The Seoul Communiqué is expected to also endorse the basic elements of a G-20 framework for strong sustainable and balanced growth, including an ambitious outcome in the form of the Seoul Action Plan.


The final document is also likely to say that the G-20 will pursue policies to reduce and current account imbalances and to give developing nations like India and China more say at the International Monetary Fund IMF) by shifting the voting rights by about six per cent in favour of developing nations.

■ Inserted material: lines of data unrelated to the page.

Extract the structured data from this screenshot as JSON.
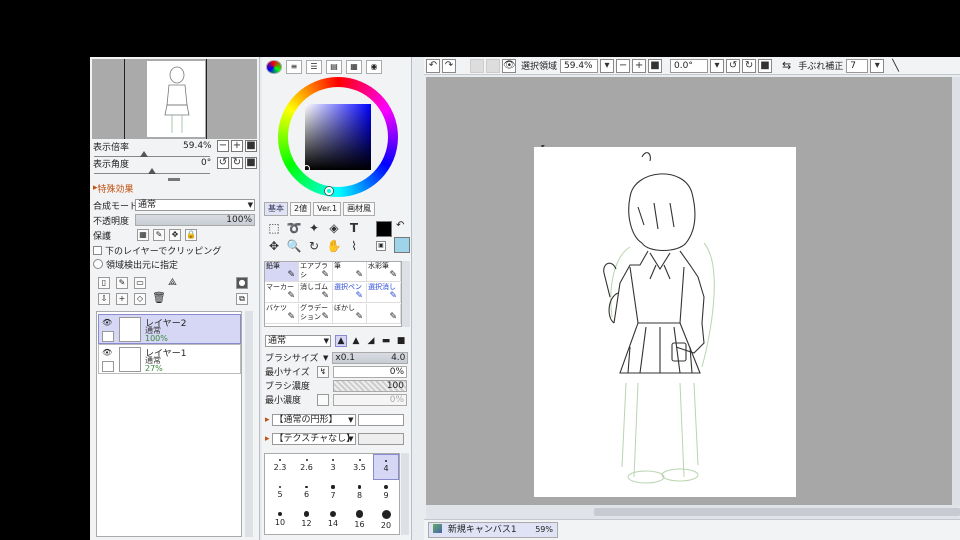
{
  "navigator": {
    "zoom_label": "表示倍率",
    "zoom_value": "59.4%",
    "angle_label": "表示角度",
    "angle_value": "0°"
  },
  "layer_panel": {
    "effects_title": "特殊効果",
    "blend_label": "合成モード",
    "blend_value": "通常",
    "opacity_label": "不透明度",
    "opacity_value": "100%",
    "protect_label": "保護",
    "clip_label": "下のレイヤーでクリッピング",
    "detect_label": "領域検出元に指定",
    "layers": [
      {
        "name": "レイヤー2",
        "mode": "通常",
        "opacity": "100%"
      },
      {
        "name": "レイヤー1",
        "mode": "通常",
        "opacity": "27%"
      }
    ]
  },
  "color_panel": {
    "tabs": [
      "基本",
      "2値",
      "Ver.1",
      "画材風"
    ],
    "primary_color": "#000000",
    "secondary_color": "#9ed4ea"
  },
  "brushes": [
    {
      "label": "鉛筆",
      "selected": true,
      "blue": false
    },
    {
      "label": "エアブラシ",
      "selected": false,
      "blue": false
    },
    {
      "label": "筆",
      "selected": false,
      "blue": false
    },
    {
      "label": "水彩筆",
      "selected": false,
      "blue": false
    },
    {
      "label": "マーカー",
      "selected": false,
      "blue": false
    },
    {
      "label": "消しゴム",
      "selected": false,
      "blue": false
    },
    {
      "label": "選択ペン",
      "selected": false,
      "blue": true
    },
    {
      "label": "選択消し",
      "selected": false,
      "blue": true
    },
    {
      "label": "バケツ",
      "selected": false,
      "blue": false
    },
    {
      "label": "グラデーション",
      "selected": false,
      "blue": false
    },
    {
      "label": "ぼかし",
      "selected": false,
      "blue": false
    },
    {
      "label": "",
      "selected": false,
      "blue": false
    }
  ],
  "brush_props": {
    "mode": "通常",
    "size_label": "ブラシサイズ",
    "size_mult": "x0.1",
    "size_value": "4.0",
    "min_size_label": "最小サイズ",
    "min_size_value": "0%",
    "density_label": "ブラシ濃度",
    "density_value": "100",
    "min_density_label": "最小濃度",
    "min_density_value": "0%",
    "shape_value": "【通常の円形】",
    "texture_value": "【テクスチャなし】"
  },
  "dot_sizes": [
    {
      "v": "2.3",
      "on": false
    },
    {
      "v": "2.6",
      "on": false
    },
    {
      "v": "3",
      "on": false
    },
    {
      "v": "3.5",
      "on": false
    },
    {
      "v": "4",
      "on": true
    },
    {
      "v": "5",
      "on": false
    },
    {
      "v": "6",
      "on": false
    },
    {
      "v": "7",
      "on": false
    },
    {
      "v": "8",
      "on": false
    },
    {
      "v": "9",
      "on": false
    },
    {
      "v": "10",
      "on": false
    },
    {
      "v": "12",
      "on": false
    },
    {
      "v": "14",
      "on": false
    },
    {
      "v": "16",
      "on": false
    },
    {
      "v": "20",
      "on": false
    }
  ],
  "toolbar": {
    "selection_label": "選択領域",
    "zoom_value": "59.4%",
    "angle_value": "0.0°",
    "stabilizer_label": "手ぶれ補正",
    "stabilizer_value": "7"
  },
  "status": {
    "document_name": "新規キャンバス1",
    "document_zoom": "59%"
  }
}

Industrial growth slows down to 4.4% in September

New Delhi: Industrial growth almost halved to 4.4% in September against 8.2% a year ago, pulled down by a slow-down across segments, reports PTI.

However, industrial growth in the first half of this fiscal, as measured by the Index of Industrial Production (IIP), stood at 10.2% against 6.3% a year ago. The higher growth in the first half of this fiscal is because of robust production figures for initial months.

With the growth coming down heavily in the month of September along with declining inflation numbers, the Reserve Bank of India (RBI) is likely to pause tightening of its monetary policy, indications of which were given by it in its latest review on 2nd November.

While manufacturing, comprising almost 80% of IIP, grew at slower rate of 4.5% in September against 8.3% a year ago, electricity generation expanded by just 1.7% against 7.5% earlier.

Mining output rose by 5.2% against 7.4%.

Besides, industrial growth figure for the month of August was revised upwards to 6.91% against 5.6% estimated earlier. This has been partly due to the fact that industrial data has been updated to adjust the new series of wholesale price index, which takes 2004-05 as a base year against 1993-94 used earlier.

The RBI complaint that industrial data is too volatile is substantiated by the behaviour of capital goods sector. In contrast to a whopping growth witnessed of late, capital goods production declined by 4.2% in September.